Holding a printout of an email from the trust, he said: “I received at 17.39, an email from the trust that Roger Godsiff has resigned with immediate effect as the chair of the trust and from the board, and we look forward to continuing to work with Charlton Athletic Community Trust as an inclusive place and a borough of love and not hate.”
Godsiff said in a statement released by the trust: “I feel it necessary to step down from my role as Chair and from the Board in view of the controversy relating to the teaching in two schools in Birmingham, one of which is in my constituency.
“I am extremely proud of everything CACT has achieved over many years and it’s been a huge privilege and pleasure to oversee some outstanding work that has been recognised locally, nationally and internationally.
“I would like to thank my fellow trustees, executive team and all staff at CACT for their support, hard work and dedication over many years and wish them every success in the future”.
Godsiff was a councillor in Lewisham for 19 years, acting as mayor in 1977, before stepping down as Bellingham councillor in 1990 to pursue a career in the Commons. He has been an MP in Birmingham since 1992 but retains links with SE London, and helped found the Charlton Athletic Community Trust in 2003. The trust is a separate organisation from the football club, and has continued to flourish despite turbulence caused by the eccentric Belgian electronics magnate Roland Duchâtelet, the Addicks’ widely-loathed owner.
Godsiff defended his comments in a debate he called in the House of Commons on Monday, but the education minister, Nick Gibb, said the government would defend schools, while Godsiff’s fellow Labour MP, Angela Eagle, said in an emotional contribution: “We aren’t going to get back in the closet.”
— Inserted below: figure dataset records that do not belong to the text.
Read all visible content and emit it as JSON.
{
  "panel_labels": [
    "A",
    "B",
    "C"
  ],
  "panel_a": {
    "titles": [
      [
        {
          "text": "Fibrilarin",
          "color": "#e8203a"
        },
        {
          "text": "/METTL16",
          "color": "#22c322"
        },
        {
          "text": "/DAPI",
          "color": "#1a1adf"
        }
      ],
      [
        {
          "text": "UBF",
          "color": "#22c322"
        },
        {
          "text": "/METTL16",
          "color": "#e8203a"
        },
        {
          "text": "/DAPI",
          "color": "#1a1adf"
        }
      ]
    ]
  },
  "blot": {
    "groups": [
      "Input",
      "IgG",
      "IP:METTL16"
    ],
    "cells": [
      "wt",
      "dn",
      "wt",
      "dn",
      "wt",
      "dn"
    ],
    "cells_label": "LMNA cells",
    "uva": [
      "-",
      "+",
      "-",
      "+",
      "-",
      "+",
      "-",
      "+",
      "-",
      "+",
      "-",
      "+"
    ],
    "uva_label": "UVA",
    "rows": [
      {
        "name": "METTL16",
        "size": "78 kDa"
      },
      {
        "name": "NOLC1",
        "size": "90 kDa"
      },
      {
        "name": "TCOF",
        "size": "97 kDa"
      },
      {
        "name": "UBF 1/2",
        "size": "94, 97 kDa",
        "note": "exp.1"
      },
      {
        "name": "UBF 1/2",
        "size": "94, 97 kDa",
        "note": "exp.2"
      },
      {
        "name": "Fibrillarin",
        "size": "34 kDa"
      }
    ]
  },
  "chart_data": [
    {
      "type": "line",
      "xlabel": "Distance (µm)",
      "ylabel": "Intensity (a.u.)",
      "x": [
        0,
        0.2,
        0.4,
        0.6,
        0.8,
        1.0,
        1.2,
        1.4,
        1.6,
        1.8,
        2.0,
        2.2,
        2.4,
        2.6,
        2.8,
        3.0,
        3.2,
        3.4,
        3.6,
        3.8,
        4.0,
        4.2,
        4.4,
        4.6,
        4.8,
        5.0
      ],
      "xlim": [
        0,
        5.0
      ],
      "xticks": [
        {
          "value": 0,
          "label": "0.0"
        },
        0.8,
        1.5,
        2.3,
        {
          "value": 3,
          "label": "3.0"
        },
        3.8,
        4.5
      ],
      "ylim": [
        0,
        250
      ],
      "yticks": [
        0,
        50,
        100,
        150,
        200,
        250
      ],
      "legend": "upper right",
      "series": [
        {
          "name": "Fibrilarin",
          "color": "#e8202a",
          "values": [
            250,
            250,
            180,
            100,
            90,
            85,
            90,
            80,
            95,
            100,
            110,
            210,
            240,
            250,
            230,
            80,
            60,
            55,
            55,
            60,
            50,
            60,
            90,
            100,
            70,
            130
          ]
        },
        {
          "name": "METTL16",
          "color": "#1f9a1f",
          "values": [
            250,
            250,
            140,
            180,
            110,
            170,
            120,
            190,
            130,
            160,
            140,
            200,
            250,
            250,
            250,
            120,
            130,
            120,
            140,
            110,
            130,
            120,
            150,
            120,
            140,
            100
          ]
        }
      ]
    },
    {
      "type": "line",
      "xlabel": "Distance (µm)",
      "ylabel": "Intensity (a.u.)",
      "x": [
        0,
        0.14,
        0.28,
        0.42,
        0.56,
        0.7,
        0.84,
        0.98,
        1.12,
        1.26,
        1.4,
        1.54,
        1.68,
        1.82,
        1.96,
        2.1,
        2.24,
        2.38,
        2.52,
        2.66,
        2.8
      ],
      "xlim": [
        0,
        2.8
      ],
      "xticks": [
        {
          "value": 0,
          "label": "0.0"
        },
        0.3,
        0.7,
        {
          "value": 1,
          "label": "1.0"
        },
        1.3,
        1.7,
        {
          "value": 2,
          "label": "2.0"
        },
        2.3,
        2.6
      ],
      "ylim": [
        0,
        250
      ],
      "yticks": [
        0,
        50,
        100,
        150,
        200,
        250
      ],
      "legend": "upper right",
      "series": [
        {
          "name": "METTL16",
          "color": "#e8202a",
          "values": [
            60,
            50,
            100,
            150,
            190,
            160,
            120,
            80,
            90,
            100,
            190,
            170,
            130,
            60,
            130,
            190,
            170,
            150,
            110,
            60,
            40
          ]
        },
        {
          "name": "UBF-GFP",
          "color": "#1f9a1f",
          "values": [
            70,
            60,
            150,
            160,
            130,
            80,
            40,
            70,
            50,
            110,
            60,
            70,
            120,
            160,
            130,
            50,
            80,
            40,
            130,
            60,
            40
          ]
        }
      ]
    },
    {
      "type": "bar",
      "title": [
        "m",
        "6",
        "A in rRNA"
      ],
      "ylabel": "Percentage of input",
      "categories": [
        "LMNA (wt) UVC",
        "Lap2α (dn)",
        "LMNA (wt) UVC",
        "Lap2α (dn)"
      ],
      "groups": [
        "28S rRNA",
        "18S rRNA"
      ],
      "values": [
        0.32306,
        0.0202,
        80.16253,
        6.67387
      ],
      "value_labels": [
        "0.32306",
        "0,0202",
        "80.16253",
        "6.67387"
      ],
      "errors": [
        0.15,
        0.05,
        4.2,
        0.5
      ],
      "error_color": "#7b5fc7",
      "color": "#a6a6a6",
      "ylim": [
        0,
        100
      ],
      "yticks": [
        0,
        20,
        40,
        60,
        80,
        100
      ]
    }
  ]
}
Earlier in the meeting, and after a question from Greenwich West councillor Mehboob Khan, Thorpe, a former teacher, said: “I think we can all agree that this country should have had proper sex and relationship educations for a long time, and the adjournment debate in the Commons yesterday was a reminder of the importance of that education and the commitment to that education. Having done a few things as leader, I’ve never had as many positive emails [about anything] after painting the roads with rainbows, which is a sign of just how far we’ve come.”
Referring to the failed national Conservative leadership candidate who supported parents pulling children out of lessons about same-sex relationships, he added: “Thank God Esther McVey is nowhere near the final two choices.” The council’s Conservative leader of the opposition, Matt Hartley, said: “I agree.”
However, Thorpe declined to criticise New Wine Church, another organisation with strong links to the council, which has invited Creflo Dollar, an opponent of equal marriage, to speak at an event next week.
Conservative councillor Charlie Davis asked if the church’s invite to Dollar “breaches our community partner pledge” – a document signed by faith groups promising to work with all sections of the community. (watch here)
Thorpe responded: “I would just stress that New Wine along with a number of religious organisations signed our community partnership pledge, which states very clearly our aspirations that we’re tring to do. Clearly, we have no power to stop anyone from speaking at a church and if people are concerned about hate preachers then that is a matter that the Met Police can pick up and we’ve done that on a number of occasions.
“I’m going to continue to work with all of the religious groups and faith communities in our borough who do incredible things for Greenwich.”